Its light-trapping capability for diffuse reflected light is somewhat sluggish. When the incident angle of light deviates from the vertical normal direction, the reflectance of the surface glass climbs rapidly, causing the total number of effective photons penetrating the surface of the internal silicon wafer to shrink further. Changes in light conditions reshape the panel's output curve at millisecond speeds.

Material Limitations

As photon-excited electrons drift towards the built-in electric field of the PN junction, they are highly prone to non-radiative recombination at such defect locations.

Against a background of high irradiance, the concentration of photogenerated carriers is massive, and some defect traps are quickly filled. Excess electrons can successfully cross the potential barrier and enter the external circuit to participate in conduction.

Once irradiance drops to a specific threshold, the capture mechanism of the defect centers over the scarce carriers gains the upper hand. The overall photoelectric conversion efficiency experiences a cliff-like drop.

The Air Mass (AM) index denotes the product of the path length of sunlight traveling through the atmosphere. Standard testing uniformly uses the AM 1.5 spectral distribution curve as a consistent reference baseline.

AM values at dawn and dusk are far greater than the standard value at noon; long-wave light is heavily absorbed and lost when penetrating the thick atmosphere. The quantum efficiency curve of polycrystalline silicon presents an extremely steep downward trend at both the infrared and ultraviolet ends, relying heavily on sustained high-intensity input in the mid-section visible light region.

Numerical Comparison

Parameter fluctuations triggered by various changes in physical conditions require detailed data references. Below is a compilation of various electrical performance values of polycrystalline silicon modules across different irradiance ranges.

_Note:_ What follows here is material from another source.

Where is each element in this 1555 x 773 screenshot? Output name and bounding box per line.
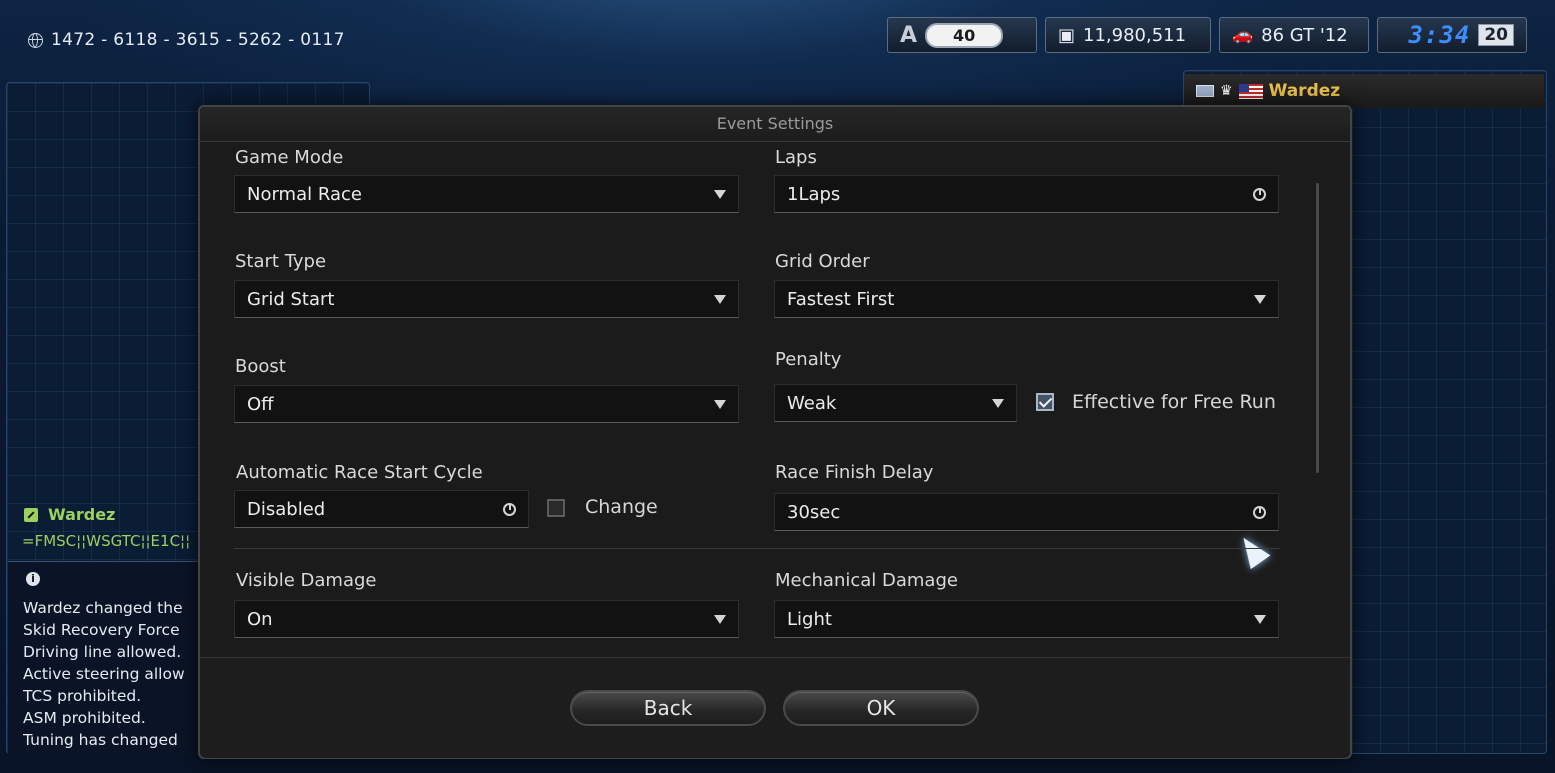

The tabular data clearly indicates the divergent trends of current and voltage under low-light conditions. In a low photon flux environment, the complex grain boundary structures inside polycrystalline silicon materials become physical barriers hindering the smooth flow of carriers.

The low-light environment magnifies the probability of free electrons being captured by impurity recombination centers inside the material. The diffusion length of minority carriers shortens dramatically, heavily suppressing the actual fill factor value.